Federers Vorfreude auf den Unbekannten

Der 1,88-Meter grosse US-Amerikaner mag zwar mit seinen 89 Kilogramm nicht der agilste Spieler auf der Tour sein, doch unterschätzen sollte man die Nummer 100 der Weltrangliste nicht. «Ich frage mich auch, wieso er nicht höher klassiert ist», meint auch Federer. Er freue sich auf das Duell, weil er neugierig sei, wie Sandgren sich als Gegner auf dem Platz anfühle. Er kenne ihn ja sonst aus den TV-Übertragungen, erläutert Federer. Und ergänzt: «Sein Spielstil erinnert mich ein wenig an früher, als man öfter zwischen Defensive und Offensive wechselte.»



Offensichtlich scheint Sandgren mit diesen Mitteln bei den Australian Open jeweils das Beste aus sich herausholen zu können. Gegen Achtelfinalgegner Fabio Fognini, immerhin die Nummer 12 des Turniers, spielte er sich bei seinem Viersatz-Erfolg zeitweise in einen Rausch: Ihm gelangen 15 Punkte hintereinander.

Sandgren eliminiert Fognini

Sandgren eliminiert Fognini

Tennys Sandgren überrascht weiter und eliminiert Fabio Fognini in vier Sätzen.

26.01.2020

Umstrittene Figur auf der ATP-Tour

Bereits vor zwei Jahren überraschte Sandgren in Melbourne die Tenniswelt, als er in die Viertelfinals vorstiess. Vorher hatter er bei Grand-Slam-Turnieren in insgesamt 13 Versuchen notabene noch nie ein Match gewinnen können. Auch Stan Wawrinka fiel dem Überraschungsmann damals zum Opfer.

Mit seinem ärmellosen Shirt und seiner bulligen Statur wirkt Sandgren wie ein fleischgewordener «Tennis-Rambo». Der im Süden der USA aufgewachsene Sandgren besuchte nie eine öffentliche Schule und wurde wie sein Bruder zuhause von der Mutter unterrichtet, die auch gleichzeitig als Tennistrainerin ein Auge auf ihren Nachwuchs behielt. 

In diesem Milieu entwickelte Sandgren offenbar ziemlich konservative politische Ansichten. So musste er sich 2018 nach seinem Überraschunsgerfolg vor der internationalen Presse für seine Tweets erklären, wo Sandgren höchst umstritten Sachen likte oder teilte.
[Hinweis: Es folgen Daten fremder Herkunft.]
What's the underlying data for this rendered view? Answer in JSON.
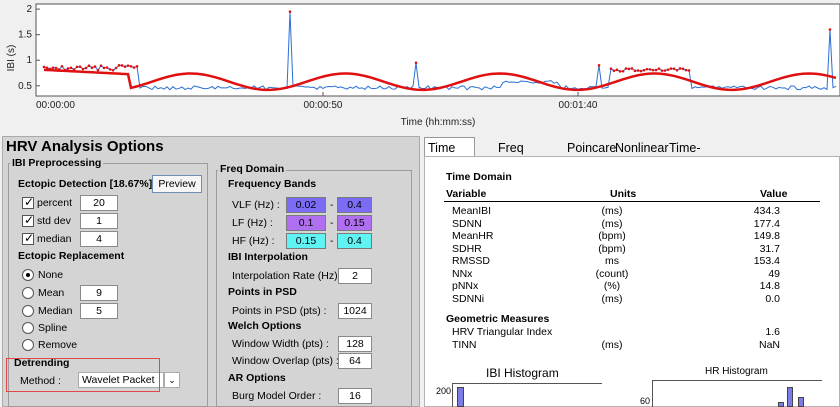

Der bekennende Christ löschte wenig später alle seine alten Tweets, doch in der Öffentlichkeit war da der Imageschaden schon angerichtet.
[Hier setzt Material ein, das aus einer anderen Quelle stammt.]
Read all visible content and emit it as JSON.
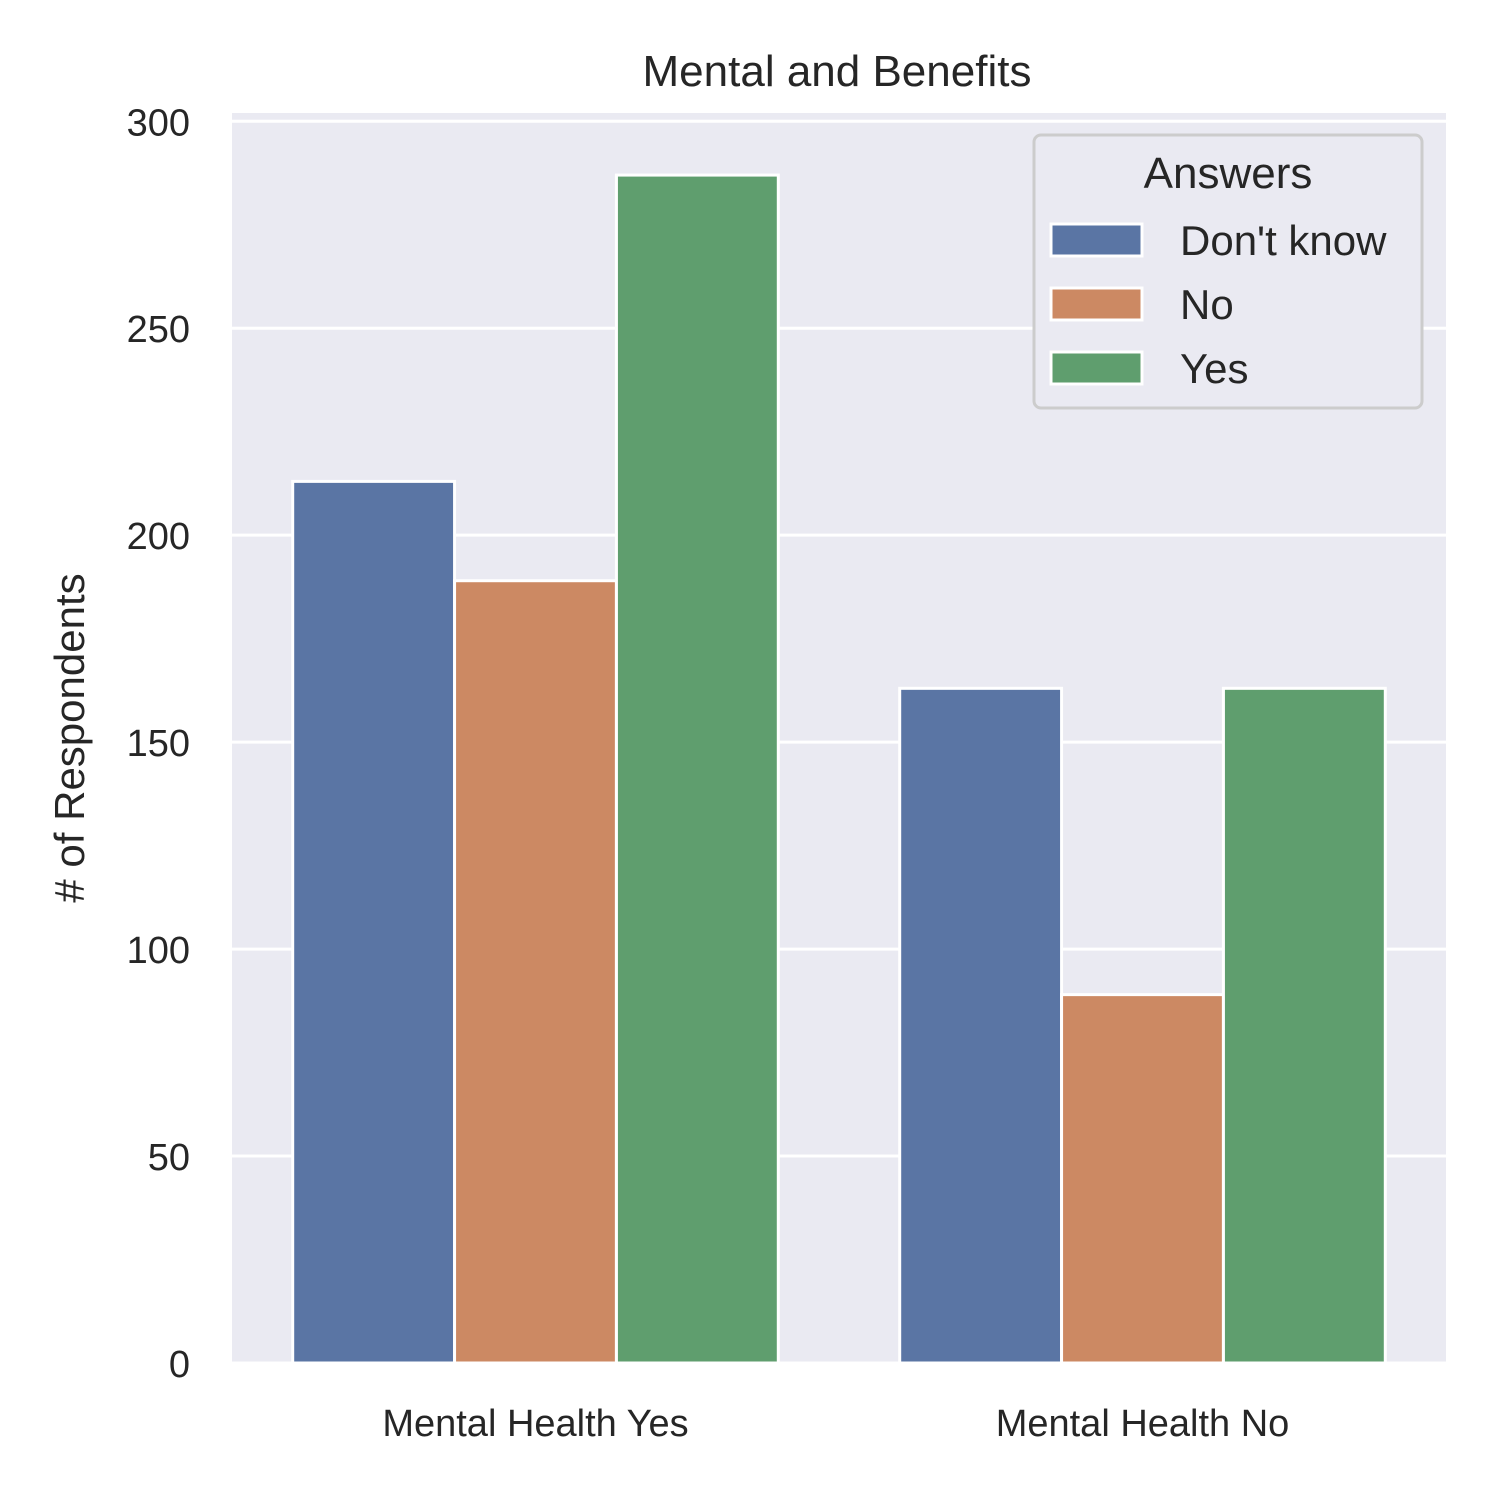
{
  "chart_data": {
    "type": "bar",
    "title": "Mental and Benefits",
    "xlabel": "",
    "ylabel": "# of Respondents",
    "ylim": [
      0,
      302
    ],
    "yticks": [
      "0",
      "50",
      "100",
      "150",
      "200",
      "250",
      "300"
    ],
    "categories": [
      "Mental Health Yes",
      "Mental Health No"
    ],
    "series": [
      {
        "name": "Don't know",
        "color": "#5a75a4",
        "values": [
          213,
          163
        ]
      },
      {
        "name": "No",
        "color": "#cc8963",
        "values": [
          189,
          89
        ]
      },
      {
        "name": "Yes",
        "color": "#5f9e6e",
        "values": [
          287,
          163
        ]
      }
    ],
    "legend": {
      "title": "Answers",
      "position": "top-right"
    },
    "grid": true,
    "background": "#eaeaf2"
  }
}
Nun will er sich im Viertelfinale von einer besseren Seite präsentieren. Immerhin in einer Statistik ist Sandgren schon mal besser als Federer: Seine Bilanz bei Grand-Slam-Turnieren gegen Top-20-Profis steht bei 5:2 –  so eine Siegquote hat nicht mal Federer.

Doch auch der sechsfache Australian-Open-Sieger ist sicher genügend motiviert. Schliesslich winkt ihm bei einem Sieg gegen Sandgren ein Duell mit Novak Djokovic, falls sich dieser erwartungsgemäss gegen Milos Raonic durchsetzt. Mit dem Erzrivalen hat er nach der bitteren Finalniederlage in Wimbledon noch eine Rechnung offen.